What if it were your father?
Humanity
Carla C. Keirns, MD, PhD
Clinical Lecturer and Research Fellow, Robert Wood Johnson Clinical Scholars Program, University of Michigan School of Medicine, Ann Arbor, Mich.
CJEM 2007;9(3):180-181
Dad wanted to go to the shore. He and mom had grown up back east and spent every summer of their childhood at the New Jersey Shore. They met, married and moved to the US Midwest, where they raised 3 children.
Dad retired about 10 years back, and enjoyed the time with his wife, children and grandchildren. He had his share of health problems and had done pretty well, but this past year something just wasn't right. He was weaker; he got out of the house less than usual, and just wasn't himself. But every summer, for almost 50 years, he had gone to the beach with his wife, then with his children and grandchildren, and he wouldn't hear of staying home now.
So there they all were, at the ferry terminal waiting to enjoy a couple of hours crossing with the breeze and salt air, walk around the park at the other end, see the old forts, white steepled churches and Victorian homes, and later return to see the beach and lighthouse against the sunset.

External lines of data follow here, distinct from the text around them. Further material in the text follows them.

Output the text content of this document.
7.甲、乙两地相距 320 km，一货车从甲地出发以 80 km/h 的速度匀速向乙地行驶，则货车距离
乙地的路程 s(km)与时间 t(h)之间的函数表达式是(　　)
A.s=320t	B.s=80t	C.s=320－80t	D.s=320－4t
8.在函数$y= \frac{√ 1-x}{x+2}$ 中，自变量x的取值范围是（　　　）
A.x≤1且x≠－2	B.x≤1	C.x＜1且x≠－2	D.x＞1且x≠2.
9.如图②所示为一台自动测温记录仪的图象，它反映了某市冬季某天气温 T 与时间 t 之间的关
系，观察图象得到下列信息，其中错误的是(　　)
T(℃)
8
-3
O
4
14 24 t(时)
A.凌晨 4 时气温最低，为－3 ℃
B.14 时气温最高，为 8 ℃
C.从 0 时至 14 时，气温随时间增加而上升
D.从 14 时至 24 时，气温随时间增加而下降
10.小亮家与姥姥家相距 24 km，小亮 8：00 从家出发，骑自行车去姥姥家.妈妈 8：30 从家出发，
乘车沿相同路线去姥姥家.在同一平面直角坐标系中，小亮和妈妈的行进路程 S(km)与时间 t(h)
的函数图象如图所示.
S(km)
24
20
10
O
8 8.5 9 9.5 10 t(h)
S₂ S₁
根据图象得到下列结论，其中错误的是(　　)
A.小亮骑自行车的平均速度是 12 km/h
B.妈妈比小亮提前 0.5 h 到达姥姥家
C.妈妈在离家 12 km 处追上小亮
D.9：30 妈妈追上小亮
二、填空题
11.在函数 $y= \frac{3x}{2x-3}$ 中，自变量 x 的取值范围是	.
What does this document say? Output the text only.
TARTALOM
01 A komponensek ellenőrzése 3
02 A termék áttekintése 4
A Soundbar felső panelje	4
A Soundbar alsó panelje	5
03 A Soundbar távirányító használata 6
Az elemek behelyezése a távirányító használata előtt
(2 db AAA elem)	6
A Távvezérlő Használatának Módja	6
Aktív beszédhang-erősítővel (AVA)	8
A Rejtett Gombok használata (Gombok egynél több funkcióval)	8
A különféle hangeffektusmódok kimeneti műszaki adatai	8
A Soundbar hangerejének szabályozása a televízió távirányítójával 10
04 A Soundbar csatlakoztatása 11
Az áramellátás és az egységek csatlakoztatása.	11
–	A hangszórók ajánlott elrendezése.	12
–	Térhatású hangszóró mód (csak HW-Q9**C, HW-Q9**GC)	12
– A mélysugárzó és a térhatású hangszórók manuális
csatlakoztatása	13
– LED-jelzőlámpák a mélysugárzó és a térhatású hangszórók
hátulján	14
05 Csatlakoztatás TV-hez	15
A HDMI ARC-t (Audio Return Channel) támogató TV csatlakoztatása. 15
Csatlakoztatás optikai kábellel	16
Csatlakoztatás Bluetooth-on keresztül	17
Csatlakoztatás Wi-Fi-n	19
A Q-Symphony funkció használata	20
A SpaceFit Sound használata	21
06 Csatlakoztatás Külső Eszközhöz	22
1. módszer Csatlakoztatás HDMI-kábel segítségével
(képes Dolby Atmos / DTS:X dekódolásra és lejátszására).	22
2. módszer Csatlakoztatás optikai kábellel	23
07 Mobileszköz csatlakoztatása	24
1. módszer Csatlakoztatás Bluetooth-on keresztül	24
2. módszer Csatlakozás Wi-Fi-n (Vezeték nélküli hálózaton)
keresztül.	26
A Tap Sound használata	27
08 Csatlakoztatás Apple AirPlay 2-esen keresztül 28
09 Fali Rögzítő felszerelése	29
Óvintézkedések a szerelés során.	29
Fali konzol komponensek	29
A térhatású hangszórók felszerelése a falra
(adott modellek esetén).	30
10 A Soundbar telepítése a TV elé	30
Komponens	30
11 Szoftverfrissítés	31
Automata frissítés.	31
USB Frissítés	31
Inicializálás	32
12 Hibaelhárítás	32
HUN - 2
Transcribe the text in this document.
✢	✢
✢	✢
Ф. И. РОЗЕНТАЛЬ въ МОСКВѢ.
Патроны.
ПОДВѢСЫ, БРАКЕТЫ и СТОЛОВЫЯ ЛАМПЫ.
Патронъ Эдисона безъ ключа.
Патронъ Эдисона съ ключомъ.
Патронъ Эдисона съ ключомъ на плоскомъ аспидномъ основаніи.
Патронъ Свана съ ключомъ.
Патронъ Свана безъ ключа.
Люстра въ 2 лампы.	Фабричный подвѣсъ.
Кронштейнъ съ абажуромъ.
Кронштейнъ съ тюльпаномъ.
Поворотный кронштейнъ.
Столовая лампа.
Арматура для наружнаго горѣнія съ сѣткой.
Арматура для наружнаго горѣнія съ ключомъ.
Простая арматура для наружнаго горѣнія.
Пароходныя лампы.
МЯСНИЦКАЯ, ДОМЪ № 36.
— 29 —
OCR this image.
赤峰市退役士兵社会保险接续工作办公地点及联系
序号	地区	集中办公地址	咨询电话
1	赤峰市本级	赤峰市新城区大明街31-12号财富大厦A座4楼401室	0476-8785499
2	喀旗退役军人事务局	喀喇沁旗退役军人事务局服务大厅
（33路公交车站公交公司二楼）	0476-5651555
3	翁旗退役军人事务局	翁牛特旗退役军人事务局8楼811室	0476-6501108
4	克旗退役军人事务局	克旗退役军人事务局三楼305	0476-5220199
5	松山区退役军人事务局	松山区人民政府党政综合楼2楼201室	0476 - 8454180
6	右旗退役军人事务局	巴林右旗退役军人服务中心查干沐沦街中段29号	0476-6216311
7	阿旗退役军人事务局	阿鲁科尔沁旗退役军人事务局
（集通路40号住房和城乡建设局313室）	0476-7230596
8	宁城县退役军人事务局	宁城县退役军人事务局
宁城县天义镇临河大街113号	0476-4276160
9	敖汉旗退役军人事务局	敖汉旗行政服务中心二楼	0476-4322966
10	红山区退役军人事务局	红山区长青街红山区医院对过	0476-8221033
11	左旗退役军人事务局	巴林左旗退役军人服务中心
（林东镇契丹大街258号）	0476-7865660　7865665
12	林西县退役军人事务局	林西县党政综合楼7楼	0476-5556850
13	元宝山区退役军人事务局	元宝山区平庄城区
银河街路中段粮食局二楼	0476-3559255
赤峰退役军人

His daughter stepped away for a minute to get one of the kids a drink. When she came back, Dad was on the ground. She was a cardiac nurse back home and knew what to do. He had no pulse. She started CPR on her father while a bystander called 911 and one of the ferry line staff found an automated defibrillator. The defibrillator initially said to shock, and she did; then it said, "continue CPR."
She performed CPR on her father for about 25 minutes before EMS arrived to take over. They continued for about 15 minutes until they reached the nearest hospital. There, he had a pulse, but was still hypotensive, and his electrocardiogram (EKG) revealed what all had suspected — a heart attack. The doctors at the community hospital stabilized him and arranged transfer for cardiac catheterization. He was intubated, started on pressors and then flown to the nearest big city, where maybe his arteries could be opened and this nightmare stopped — or maybe not.
When I met him, I was the on-call resident in the coronary care unit (CCU). His blood pressure was stable. His cardiac enzymes showed a large myocardial infarction and his EKGs showed it was anterior. Some of his left ventricle was probably stunned or infarcted, but he was holding his own, off pressors, hemodynamically stable. When his daughter arrived an hour later by car, she had a haunted look in her eyes. By then it had been 5 hours since his collapse. She knew she would probably lose him — in her mind she already had. She wanted to make this as easy on her mother as possible. She was very much afraid that she had done the wrong thing. Had she, following all her training, snatched her father from death only to leave him in limbo, neither gone, nor exactly with us?
She ran through every step — pride, regret, confusion and sadness were all mixed together. But she was a professional and she was a loving, dutiful daughter. She knew the situation looked bad; she wanted to save him if possible. But if not, then she wanted to save her father, and especially her mother, any unnecessary suffering. She couldn't shake the guilty feeling that by trying to save him she had made things worse. He didn't have a gag response or corneals. But he was breathing. Even when the ventilator was turned to minimal settings, he was breathing on his own. He could do that for a very, very long time, even if he never got better.
The doctors told her what she had said and heard a thousand times: "Only time will tell." "It's up to him to see how much he can recover." "Let's see how he's doing in the morning."
Did she do the right thing? Could she have done anything else? The CCU staff was abuzz with stories of similar events with other patients, with questions about what we would have done, with a profound recognition of the uncertainties in what we do every day, but ultimately with the conviction that she did what any of us would have done. She did what she was trained to do. She did what she and everyone else expected of her. We resuscitate strangers every day, those we hope to save as well as those we know we are losing. How could we not do for our own parents what we would do for anyone else? But if we fear the possibility of resuscitating our loved ones into a neurological netherworld, what does that say about what we do for everyone else?
He died the next day, peacefully, without further suffering and after his family had a chance to say goodbye. The ventilator quietly and rhythmically helped him to breathe. After it was turned off he breathed on his own for a while, then simply stopped. His wife of 53 years talked about his kindness, his sense of humor and his grace. And his daughter took her mother home knowing that she had done everything she could for her father and that things turned out as could be expected — no better but at least no worse. He went suddenly, doing exactly what he wanted to do, enjoying the beach and the salt air with his family. We should all be so lucky.